Tyche: Stochastic In-Context Learning for Medical Image Segmentation
- URL: http://arxiv.org/abs/2401.13650v1
- Date: Wed, 24 Jan 2024 18:35:55 GMT
- Title: Tyche: Stochastic In-Context Learning for Medical Image Segmentation
- Authors: Marianne Rakic, Hallee E. Wong, Jose Javier Gonzalez Ortiz, Beth
Cimini, John Guttag and Adrian V. Dalca
- Abstract summary: Tyche is a model that uses a context set to generate predictions for previously unseen tasks without the need to retrain.
We introduce a novel convolution block architecture that enables interactions among predictions.
When combined with appropriate model design and loss functions, Tyche can predict a set of plausible diverse segmentation candidates for new or unseen medical images and segmentation tasks without the need to retrain.
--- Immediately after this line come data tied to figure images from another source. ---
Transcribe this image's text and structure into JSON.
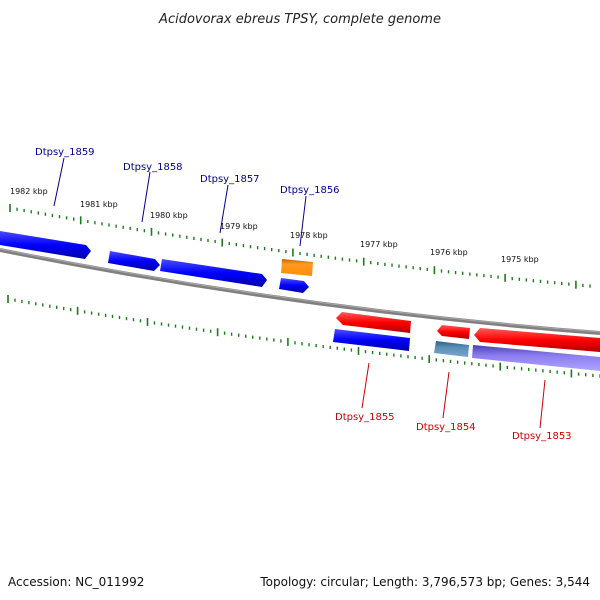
{
  "title": "Acidovorax ebreus TPSY, complete genome",
  "footer": {
    "accession": "Accession: NC_011992",
    "topology": "Topology: circular; Length: 3,796,573 bp; Genes: 3,544"
  },
  "ruler_labels": [
    "1982 kbp",
    "1981 kbp",
    "1980 kbp",
    "1979 kbp",
    "1978 kbp",
    "1977 kbp",
    "1976 kbp",
    "1975 kbp"
  ],
  "genes_top": [
    {
      "name": "Dtpsy_1859",
      "color": "#0000ff"
    },
    {
      "name": "Dtpsy_1858",
      "color": "#0000ff"
    },
    {
      "name": "Dtpsy_1857",
      "color": "#0000ff"
    },
    {
      "name": "Dtpsy_1856",
      "color": "#ff8c00"
    }
  ],
  "genes_bottom": [
    {
      "name": "Dtpsy_1855",
      "color": "#ff0000"
    },
    {
      "name": "Dtpsy_1854",
      "color": "#ff0000"
    },
    {
      "name": "Dtpsy_1853",
      "color": "#ff0000"
    }
  ],
  "colors": {
    "forward": "#0000ff",
    "reverse": "#ff0000",
    "orange": "#ff8c00",
    "steel": "#4a7fa8",
    "lavender": "#7b68ee",
    "ruler": "#1f7a1f",
    "backbone": "#808080",
    "label_top": "#00008b",
    "label_bottom": "#cc0000"
  }
}
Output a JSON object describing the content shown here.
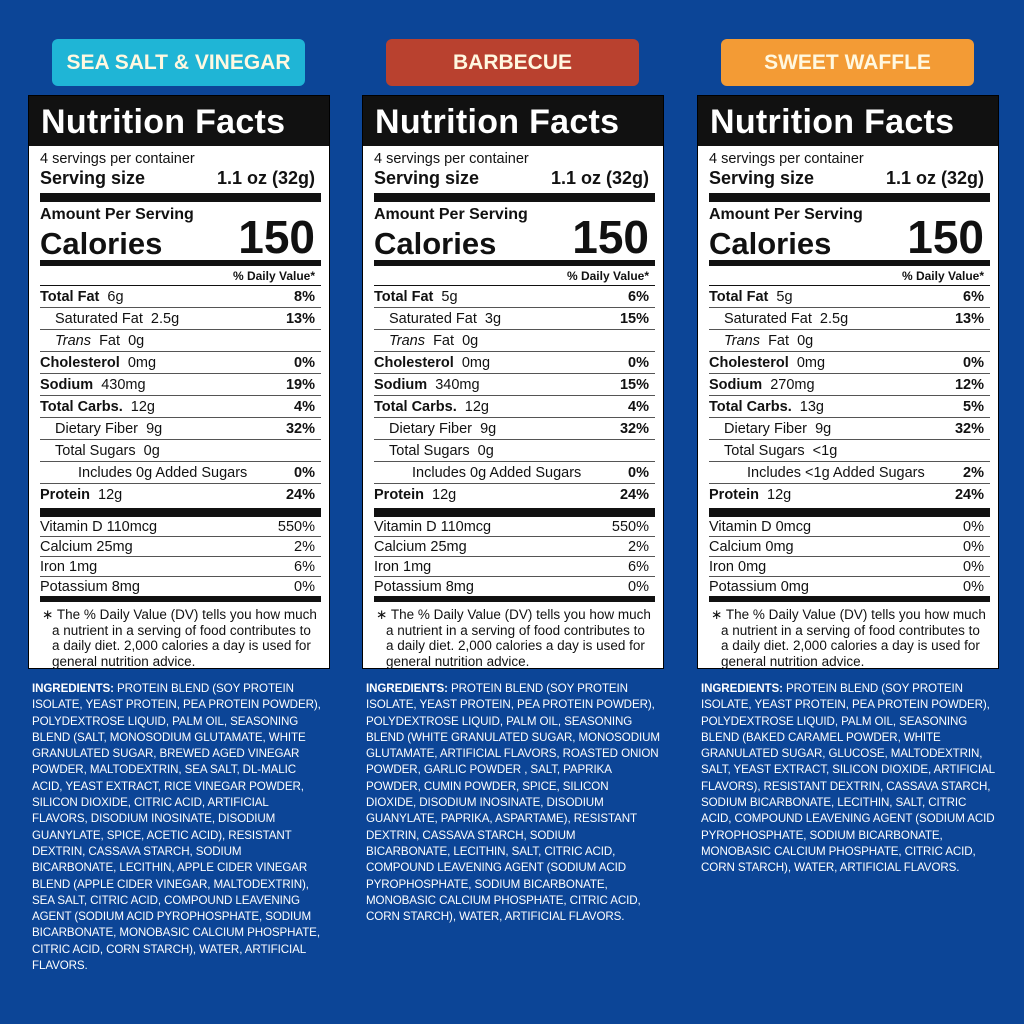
{
  "panels": [
    {
      "flavor": "SEA SALT & VINEGAR",
      "facts": {
        "title": "Nutrition Facts",
        "servings": "4 servings per container",
        "serving_size_label": "Serving size",
        "serving_size": "1.1 oz (32g)",
        "amount_label": "Amount Per Serving",
        "calories_label": "Calories",
        "calories": "150",
        "dv_header": "% Daily Value*",
        "rows": [
          {
            "label": "Total Fat",
            "amount": "6g",
            "dv": "8%"
          },
          {
            "label": "Saturated Fat",
            "amount": "2.5g",
            "dv": "13%"
          },
          {
            "label": "Trans",
            "amount": "Fat  0g"
          },
          {
            "label": "Cholesterol",
            "amount": "0mg",
            "dv": "0%"
          },
          {
            "label": "Sodium",
            "amount": "430mg",
            "dv": "19%"
          },
          {
            "label": "Total Carbs.",
            "amount": "12g",
            "dv": "4%"
          },
          {
            "label": "Dietary Fiber",
            "amount": "9g",
            "dv": "32%"
          },
          {
            "label": "Total Sugars",
            "amount": "0g"
          },
          {
            "label": "Includes 0g Added Sugars",
            "dv": "0%"
          },
          {
            "label": "Protein",
            "amount": "12g",
            "dv": "24%"
          }
        ],
        "vitamins": [
          {
            "label": "Vitamin D 110mcg",
            "dv": "550%"
          },
          {
            "label": "Calcium 25mg",
            "dv": "2%"
          },
          {
            "label": "Iron 1mg",
            "dv": "6%"
          },
          {
            "label": "Potassium 8mg",
            "dv": "0%"
          }
        ],
        "footnote": "The % Daily Value (DV) tells you how much a nutrient in a serving of food contributes to a daily diet. 2,000 calories a day is used for general nutrition advice."
      },
      "ingredients_label": "INGREDIENTS:",
      "ingredients": "PROTEIN BLEND (SOY PROTEIN ISOLATE, YEAST PROTEIN, PEA PROTEIN POWDER), POLYDEXTROSE LIQUID, PALM OIL, SEASONING BLEND (SALT, MONOSODIUM GLUTAMATE, WHITE GRANULATED SUGAR, BREWED AGED VINEGAR POWDER, MALTODEXTRIN, SEA SALT, DL-MALIC ACID, YEAST EXTRACT, RICE VINEGAR POWDER, SILICON DIOXIDE, CITRIC ACID, ARTIFICIAL FLAVORS, DISODIUM INOSINATE, DISODIUM GUANYLATE, SPICE, ACETIC ACID), RESISTANT DEXTRIN, CASSAVA STARCH, SODIUM BICARBONATE, LECITHIN, APPLE CIDER VINEGAR BLEND (APPLE CIDER VINEGAR, MALTODEXTRIN), SEA SALT, CITRIC ACID, COMPOUND LEAVENING AGENT (SODIUM ACID PYROPHOSPHATE, SODIUM BICARBONATE, MONOBASIC CALCIUM PHOSPHATE, CITRIC ACID, CORN STARCH), WATER, ARTIFICIAL FLAVORS."
    },
    {
      "flavor": "BARBECUE",
      "facts": {
        "title": "Nutrition Facts",
        "servings": "4 servings per container",
        "serving_size_label": "Serving size",
        "serving_size": "1.1 oz (32g)",
        "amount_label": "Amount Per Serving",
        "calories_label": "Calories",
        "calories": "150",
        "dv_header": "% Daily Value*",
        "rows": [
          {
            "label": "Total Fat",
            "amount": "5g",
            "dv": "6%"
          },
          {
            "label": "Saturated Fat",
            "amount": "3g",
            "dv": "15%"
          },
          {
            "label": "Trans",
            "amount": "Fat  0g"
          },
          {
            "label": "Cholesterol",
            "amount": "0mg",
            "dv": "0%"
          },
          {
            "label": "Sodium",
            "amount": "340mg",
            "dv": "15%"
          },
          {
            "label": "Total Carbs.",
            "amount": "12g",
            "dv": "4%"
          },
          {
            "label": "Dietary Fiber",
            "amount": "9g",
            "dv": "32%"
          },
          {
            "label": "Total Sugars",
            "amount": "0g"
          },
          {
            "label": "Includes 0g Added Sugars",
            "dv": "0%"
          },
          {
            "label": "Protein",
            "amount": "12g",
            "dv": "24%"
          }
        ],
        "vitamins": [
          {
            "label": "Vitamin D 110mcg",
            "dv": "550%"
          },
          {
            "label": "Calcium 25mg",
            "dv": "2%"
          },
          {
            "label": "Iron 1mg",
            "dv": "6%"
          },
          {
            "label": "Potassium 8mg",
            "dv": "0%"
          }
        ],
        "footnote": "The % Daily Value (DV) tells you how much a nutrient in a serving of food contributes to a daily diet. 2,000 calories a day is used for general nutrition advice."
      },
      "ingredients_label": "INGREDIENTS:",
      "ingredients": "PROTEIN BLEND (SOY PROTEIN ISOLATE, YEAST PROTEIN, PEA PROTEIN POWDER), POLYDEXTROSE LIQUID, PALM OIL, SEASONING BLEND (WHITE GRANULATED SUGAR, MONOSODIUM GLUTAMATE, ARTIFICIAL FLAVORS, ROASTED ONION POWDER, GARLIC POWDER , SALT, PAPRIKA POWDER, CUMIN POWDER, SPICE, SILICON DIOXIDE, DISODIUM INOSINATE, DISODIUM GUANYLATE, PAPRIKA, ASPARTAME), RESISTANT DEXTRIN, CASSAVA STARCH, SODIUM BICARBONATE, LECITHIN, SALT, CITRIC ACID, COMPOUND LEAVENING AGENT (SODIUM ACID PYROPHOSPHATE, SODIUM BICARBONATE, MONOBASIC CALCIUM PHOSPHATE, CITRIC ACID, CORN STARCH), WATER, ARTIFICIAL FLAVORS."
    },
    {
      "flavor": "SWEET WAFFLE",
      "facts": {
        "title": "Nutrition Facts",
        "servings": "4 servings per container",
        "serving_size_label": "Serving size",
        "serving_size": "1.1 oz (32g)",
        "amount_label": "Amount Per Serving",
        "calories_label": "Calories",
        "calories": "150",
        "dv_header": "% Daily Value*",
        "rows": [
          {
            "label": "Total Fat",
            "amount": "5g",
            "dv": "6%"
          },
          {
            "label": "Saturated Fat",
            "amount": "2.5g",
            "dv": "13%"
          },
          {
            "label": "Trans",
            "amount": "Fat  0g"
          },
          {
            "label": "Cholesterol",
            "amount": "0mg",
            "dv": "0%"
          },
          {
            "label": "Sodium",
            "amount": "270mg",
            "dv": "12%"
          },
          {
            "label": "Total Carbs.",
            "amount": "13g",
            "dv": "5%"
          },
          {
            "label": "Dietary Fiber",
            "amount": "9g",
            "dv": "32%"
          },
          {
            "label": "Total Sugars",
            "amount": "<1g"
          },
          {
            "label": "Includes <1g Added Sugars",
            "dv": "2%"
          },
          {
            "label": "Protein",
            "amount": "12g",
            "dv": "24%"
          }
        ],
        "vitamins": [
          {
            "label": "Vitamin D 0mcg",
            "dv": "0%"
          },
          {
            "label": "Calcium 0mg",
            "dv": "0%"
          },
          {
            "label": "Iron 0mg",
            "dv": "0%"
          },
          {
            "label": "Potassium 0mg",
            "dv": "0%"
          }
        ],
        "footnote": "The % Daily Value (DV) tells you how much a nutrient in a serving of food contributes to a daily diet. 2,000 calories a day is used for general nutrition advice."
      },
      "ingredients_label": "INGREDIENTS:",
      "ingredients": "PROTEIN BLEND (SOY PROTEIN ISOLATE, YEAST PROTEIN, PEA PROTEIN POWDER), POLYDEXTROSE LIQUID, PALM OIL, SEASONING BLEND (BAKED CARAMEL POWDER, WHITE GRANULATED SUGAR, GLUCOSE, MALTODEXTRIN, SALT, YEAST EXTRACT, SILICON DIOXIDE, ARTIFICIAL FLAVORS), RESISTANT DEXTRIN, CASSAVA STARCH, SODIUM BICARBONATE, LECITHIN, SALT, CITRIC ACID, COMPOUND LEAVENING AGENT (SODIUM ACID PYROPHOSPHATE, SODIUM BICARBONATE, MONOBASIC CALCIUM PHOSPHATE, CITRIC ACID, CORN STARCH), WATER, ARTIFICIAL FLAVORS."
    }
  ]
}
- Score: 3.7997415514096926
- License: http://creativecommons.org/licenses/by/4.0/
- Abstract: Existing learning-based solutions to medical image segmentation have two
important shortcomings. First, for most new segmentation task, a new model has
to be trained or fine-tuned. This requires extensive resources and machine
learning expertise, and is therefore often infeasible for medical researchers
and clinicians. Second, most existing segmentation methods produce a single
deterministic segmentation mask for a given image. In practice however, there
is often considerable uncertainty about what constitutes the correct
segmentation, and different expert annotators will often segment the same image
differently. We tackle both of these problems with Tyche, a model that uses a
context set to generate stochastic predictions for previously unseen tasks
without the need to retrain. Tyche differs from other in-context segmentation
methods in two important ways. (1) We introduce a novel convolution block
architecture that enables interactions among predictions. (2) We introduce
in-context test-time augmentation, a new mechanism to provide prediction
stochasticity. When combined with appropriate model design and loss functions,
Tyche can predict a set of plausible diverse segmentation candidates for new or
unseen medical images and segmentation tasks without the need to retrain.